George M Wallace was born in Toledo, Ohio on June 2, 1930. He held a BSME from the University of Michigan and an MAE (Master of Automotive Engineering) from the Chrysler Institute of Engineering.
George was employed in Chryslers’ Engineering Department in Highland Park, MI from 1955-1971. From 1955-68 he was in Vehicle Performance Analysis Department, initially as a Test and Development Engineer and later Project Engineer and Section Head. George was responsible for analysis and study of the acceleration and fuel economy of future model vehicles, the selection of components for these vehicles and study of advanced components. From 1969-71 George was in the Special Vehicle Development Department as Special Vehicle Coordinator, responsible for coordinating the Engineering design and development testing of Chrysler Corporation race vehicles and Chrysler powered race vehicles. He was involved in design, race track testing and technical assistance to race car owners and drivers in NASCAR, USAC, SCCA and NHRA racing; oversaw development of on-board data logging system for NASCAR and NHRA race car development and designed and developed automatic transmission for USAC Champ Car (Indy Car) racing.
In 1971 George began working for B&M Automotive Products and Sportscoach Corporation of America in Chatsworth, CA. George had various titles over the years, but he held overall responsibility for the engineering operations for both companies. In 1971-72 the major emphasis was on high performance automatic transmission related products of B&M Automotive products (transmission, transmission components, shifters and torque converters); from 1973-78 major emphasis was on the motor homes and other vehicles of the Sportscoach Corporation of America with overall responsibility for design, development and engineering of new models.

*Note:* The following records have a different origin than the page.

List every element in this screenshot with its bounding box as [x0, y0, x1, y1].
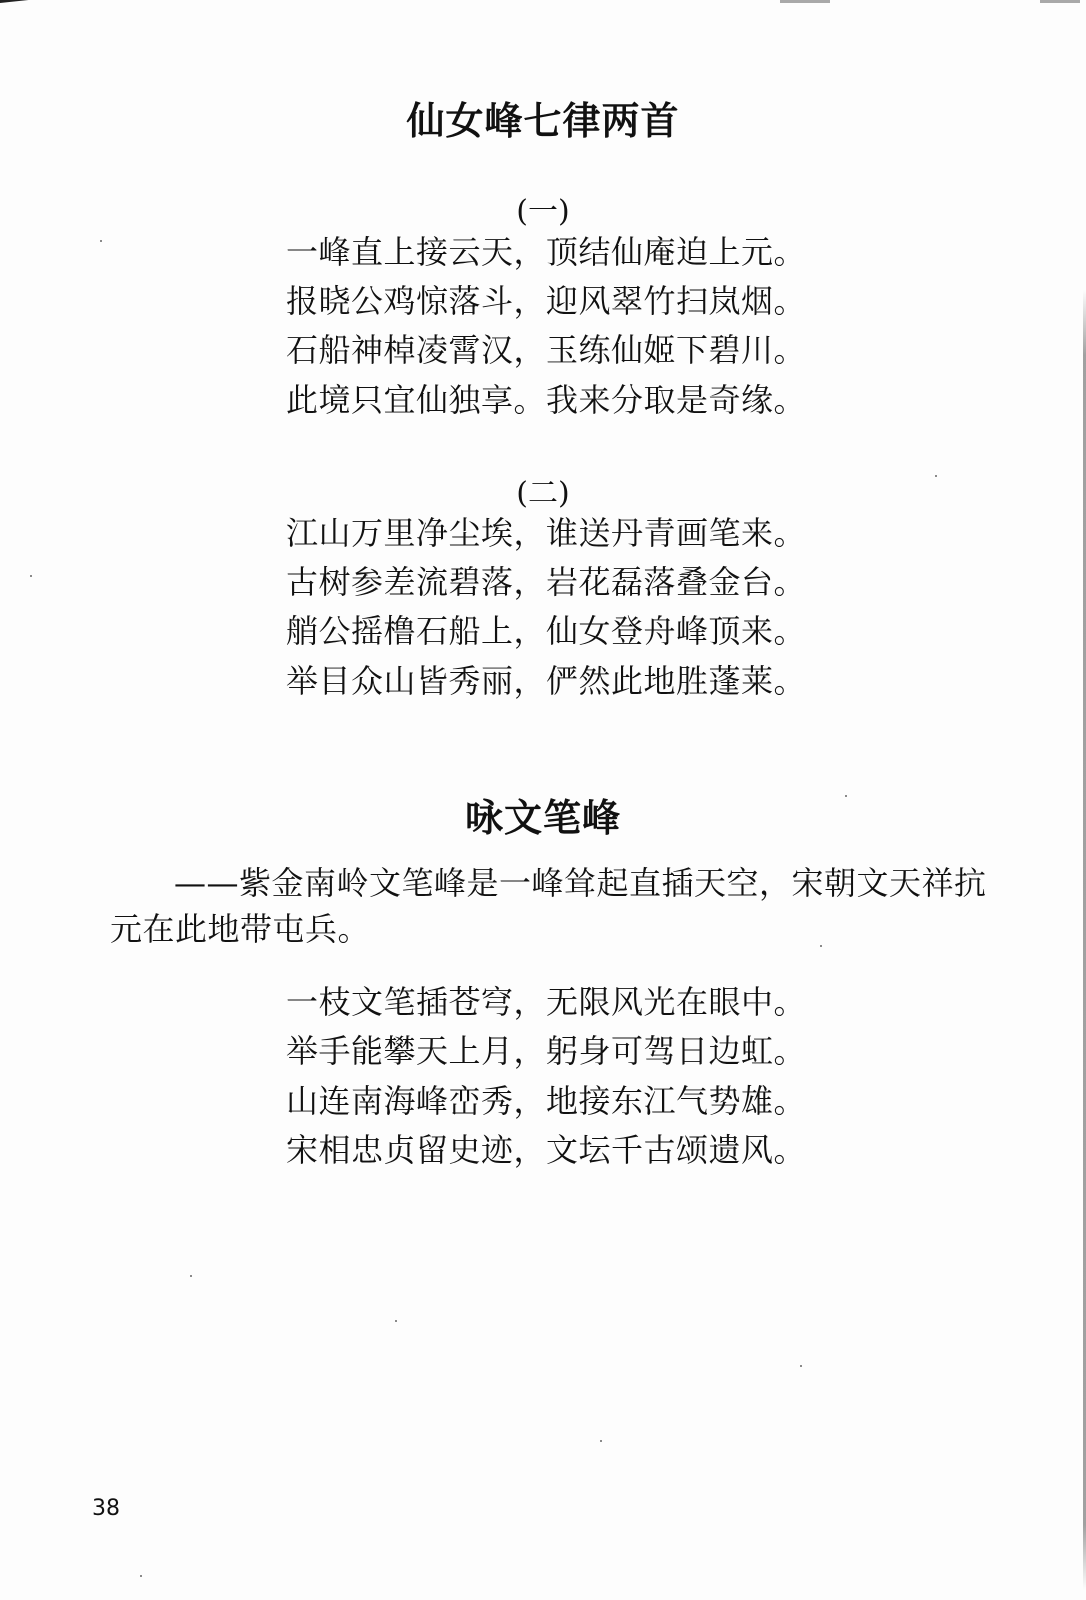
- verse-line: 举手能攀天上月，躬身可驾日边虹。: [286, 1032, 807, 1070]
- verse-line: 一峰直上接云天，顶结仙庵迫上元。: [286, 233, 807, 271]
- verse-line: 举目众山皆秀丽，俨然此地胜蓬莱。: [286, 662, 807, 700]
- verse-line: 艄公摇橹石船上，仙女登舟峰顶来。: [286, 612, 807, 650]
- scan-edge-mark: [0, 0, 40, 9]
- page-number: 38: [92, 1496, 120, 1521]
- scan-speck: [140, 1575, 142, 1577]
- section-number: (一): [516, 194, 570, 229]
- poem-title: 仙女峰七律两首: [406, 99, 680, 143]
- section-number: (二): [516, 476, 570, 511]
- scan-speck: [800, 1365, 802, 1367]
- scan-speck: [395, 1320, 397, 1322]
- verse-line: 报晓公鸡惊落斗，迎风翠竹扫岚烟。: [286, 282, 807, 320]
- verse-line: 此境只宜仙独享。我来分取是奇缘。: [286, 381, 807, 419]
- poem-preface: ——紫金南岭文笔峰是一峰耸起直插天空，宋朝文天祥抗元在此地带屯兵。: [110, 864, 987, 948]
- scan-speck: [600, 1440, 602, 1442]
- verse-line: 江山万里净尘埃，谁送丹青画笔来。: [286, 514, 807, 552]
- verse-line: 一枝文笔插苍穹，无限风光在眼中。: [286, 983, 807, 1021]
- scan-speck: [30, 575, 32, 577]
- verse-line: 石船神棹凌霄汉，玉练仙姬下碧川。: [286, 331, 807, 369]
- verse-line: 古树参差流碧落，岩花磊落叠金台。: [286, 563, 807, 601]
- poem-title: 咏文笔峰: [464, 796, 621, 840]
- scan-speck: [190, 1275, 192, 1277]
- verse-line: 宋相忠贞留史迹，文坛千古颂遗风。: [286, 1131, 807, 1169]
- scan-speck: [100, 240, 102, 242]
- scan-edge-mark: [780, 0, 830, 3]
- scan-edge-mark: [1040, 0, 1080, 3]
- verse-line: 山连南海峰峦秀，地接东江气势雄。: [286, 1082, 807, 1120]
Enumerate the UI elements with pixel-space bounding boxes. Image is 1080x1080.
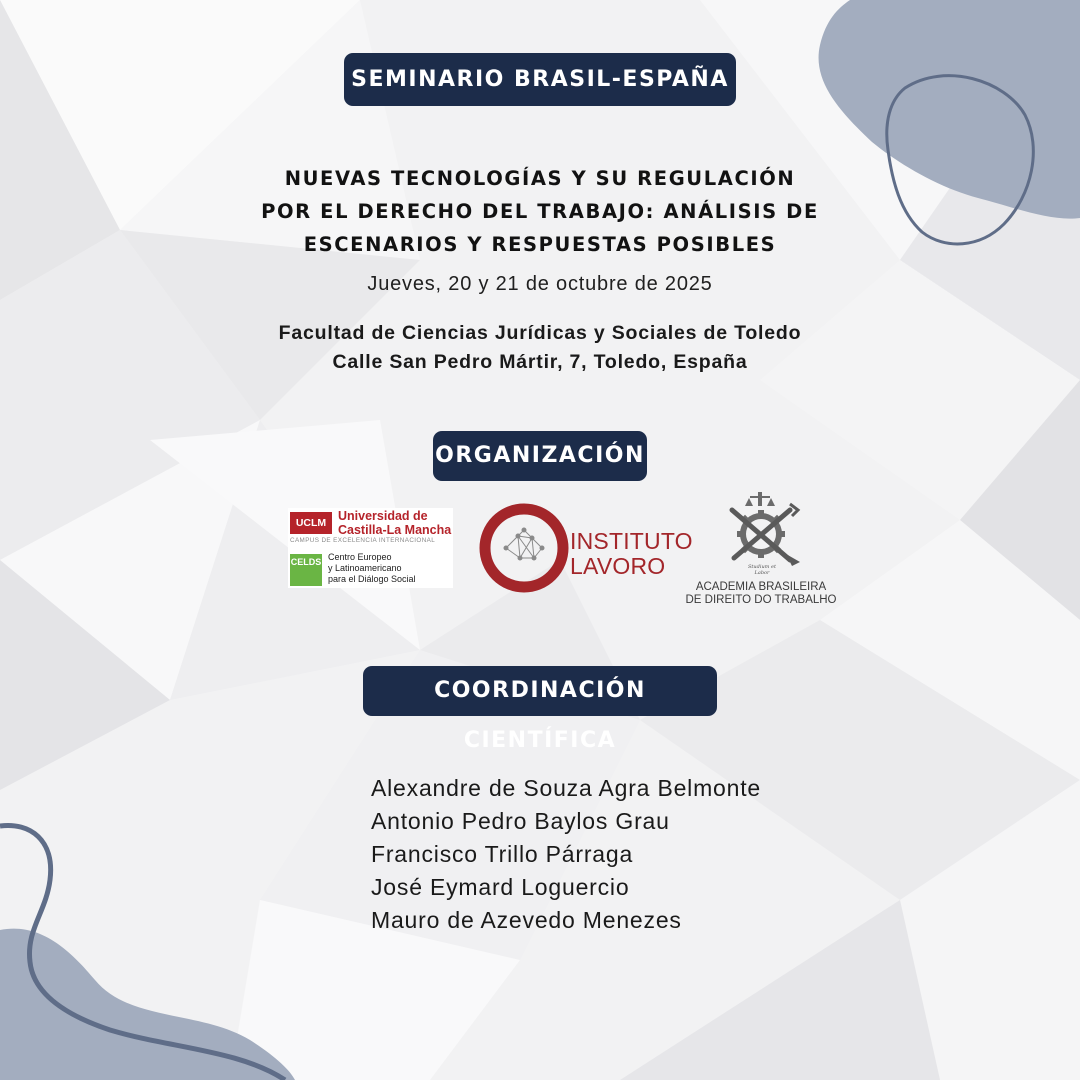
title-line: ESCENARIOS Y RESPUESTAS POSIBLES xyxy=(303,233,777,256)
venue-line: Facultad de Ciencias Jurídicas y Sociales de Toledo xyxy=(278,322,802,344)
academia-name xyxy=(680,581,842,607)
celds-badge-label: CELDS xyxy=(290,557,322,567)
coordinators-list xyxy=(371,772,761,937)
event-venue xyxy=(140,319,940,377)
seminar-badge-label: SEMINARIO BRASIL-ESPAÑA xyxy=(351,67,729,92)
uclm-name xyxy=(338,509,451,537)
coordination-badge xyxy=(363,666,717,753)
celds-badge xyxy=(290,554,322,586)
organization-badge xyxy=(433,431,647,481)
coordinator-name: Alexandre de Souza Agra Belmonte xyxy=(371,775,762,801)
venue-line: Calle San Pedro Mártir, 7, Toledo, España xyxy=(332,351,748,373)
lavoro-line: LAVORO xyxy=(570,553,666,579)
uclm-name-line: Castilla-La Mancha xyxy=(338,523,452,537)
celds-name-line: Centro Europeo xyxy=(328,552,392,562)
uclm-celds-logo xyxy=(288,508,453,588)
seminar-title xyxy=(140,162,940,261)
title-line: NUEVAS TECNOLOGÍAS Y SU REGULACIÓN xyxy=(284,167,796,190)
instituto-lavoro-name xyxy=(570,529,693,579)
uclm-tagline: CAMPUS DE EXCELENCIA INTERNACIONAL xyxy=(290,537,436,544)
celds-name-line: para el Diálogo Social xyxy=(328,574,416,584)
lavoro-line: INSTITUTO xyxy=(570,528,693,554)
title-line: POR EL DERECHO DEL TRABAJO: ANÁLISIS DE xyxy=(261,200,819,223)
celds-name-line: y Latinoamericano xyxy=(328,563,402,573)
academia-motto: Studium et Labor xyxy=(748,564,776,576)
celds-name xyxy=(328,552,416,585)
academia-gear-emblem-icon xyxy=(720,490,802,568)
uclm-badge: UCLM xyxy=(290,512,332,534)
seminar-badge xyxy=(344,53,736,106)
uclm-name-line: Universidad de xyxy=(338,509,428,523)
organization-badge-label: ORGANIZACIÓN xyxy=(435,443,645,468)
academia-name-line: DE DIREITO DO TRABALHO xyxy=(685,594,837,606)
academia-name-line: ACADEMIA BRASILEIRA xyxy=(695,581,827,593)
coordinator-name: Antonio Pedro Baylos Grau xyxy=(371,808,670,834)
coordinator-name: José Eymard Loguercio xyxy=(371,874,630,900)
coordinator-name: Francisco Trillo Párraga xyxy=(371,841,634,867)
instituto-lavoro-logo-mark xyxy=(476,500,572,596)
coordinator-name: Mauro de Azevedo Menezes xyxy=(371,907,682,933)
coordination-badge-label: COORDINACIÓN CIENTÍFICA xyxy=(434,678,646,753)
event-date: Jueves, 20 y 21 de octubre de 2025 xyxy=(367,273,713,295)
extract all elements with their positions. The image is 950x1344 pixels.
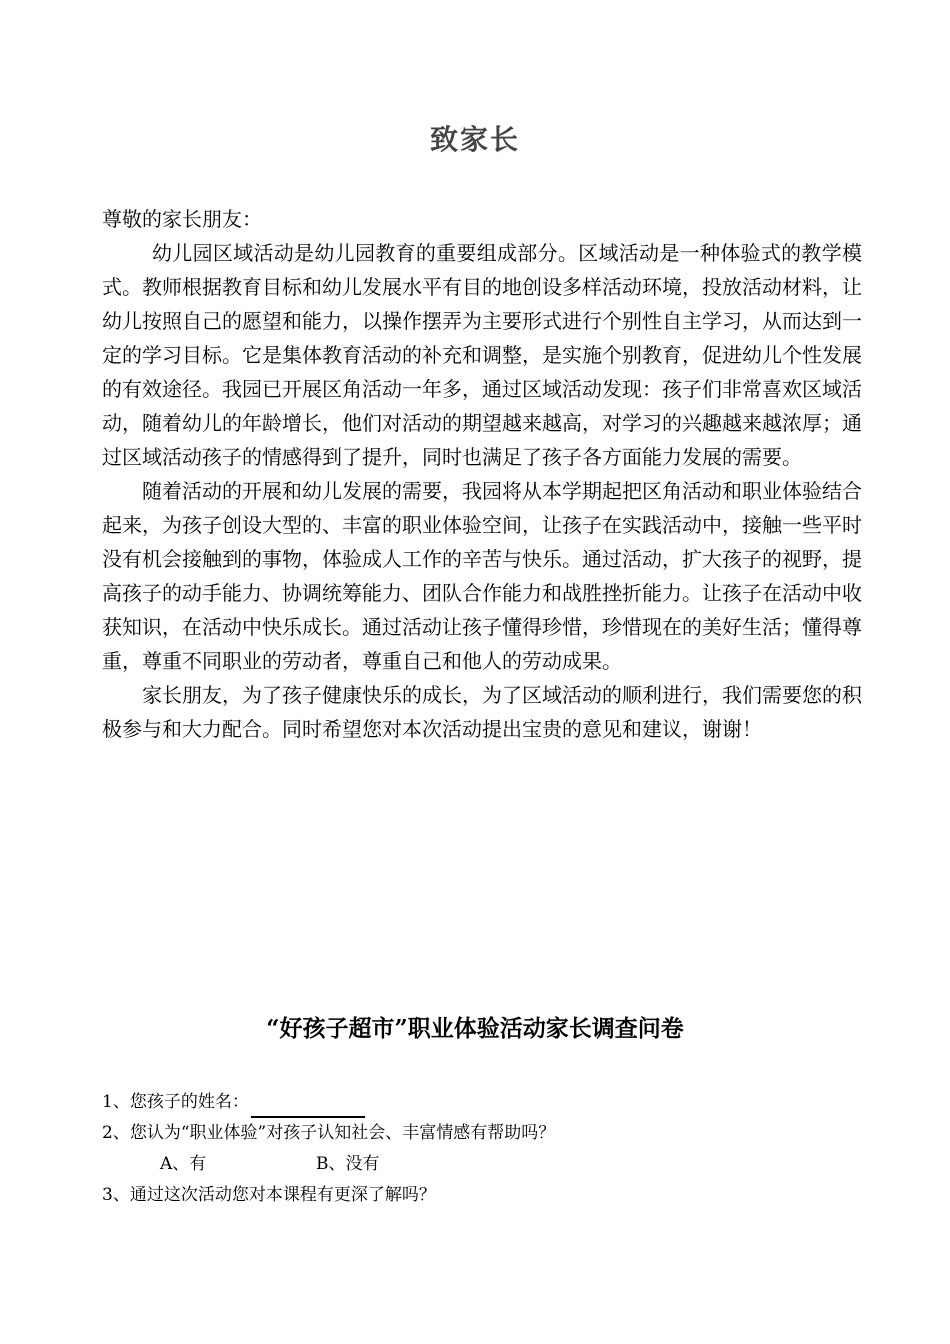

From 1978-81 George was the Head of the Powertrain Group at Minicars, Inc. in Goleta, CA. Major work was on the Research Safety Vehicle for the National Highway Traffic Safety Administration (NHTSA) as well as several other vehicles developed under Federal Government contracts. George headed powertrain concept development for the first phase of the Department of Energy’s (DOE) Hybrid Vehicle Program and oversaw development of the initial design of both diesel and electric powertrains for Denver’s 16th Street Transit Mall vehicles.
In 1981 George returned to B&M Automotive Products as Chief Engineer where he was responsible for design and development of all B & M products: transmission components, shifters, torque converters, roots type superchargers and other performance related automotive parts.
George retired from B&M in 1999 but continued to work for a number of years as an independent consultant on design, development and production engineering for various types of superchargers for after-market performance companies.
George died peacefully on April 28, 2016 after a long illness. He is survived by his wife Barbara, 3 children and 5 grandchildren.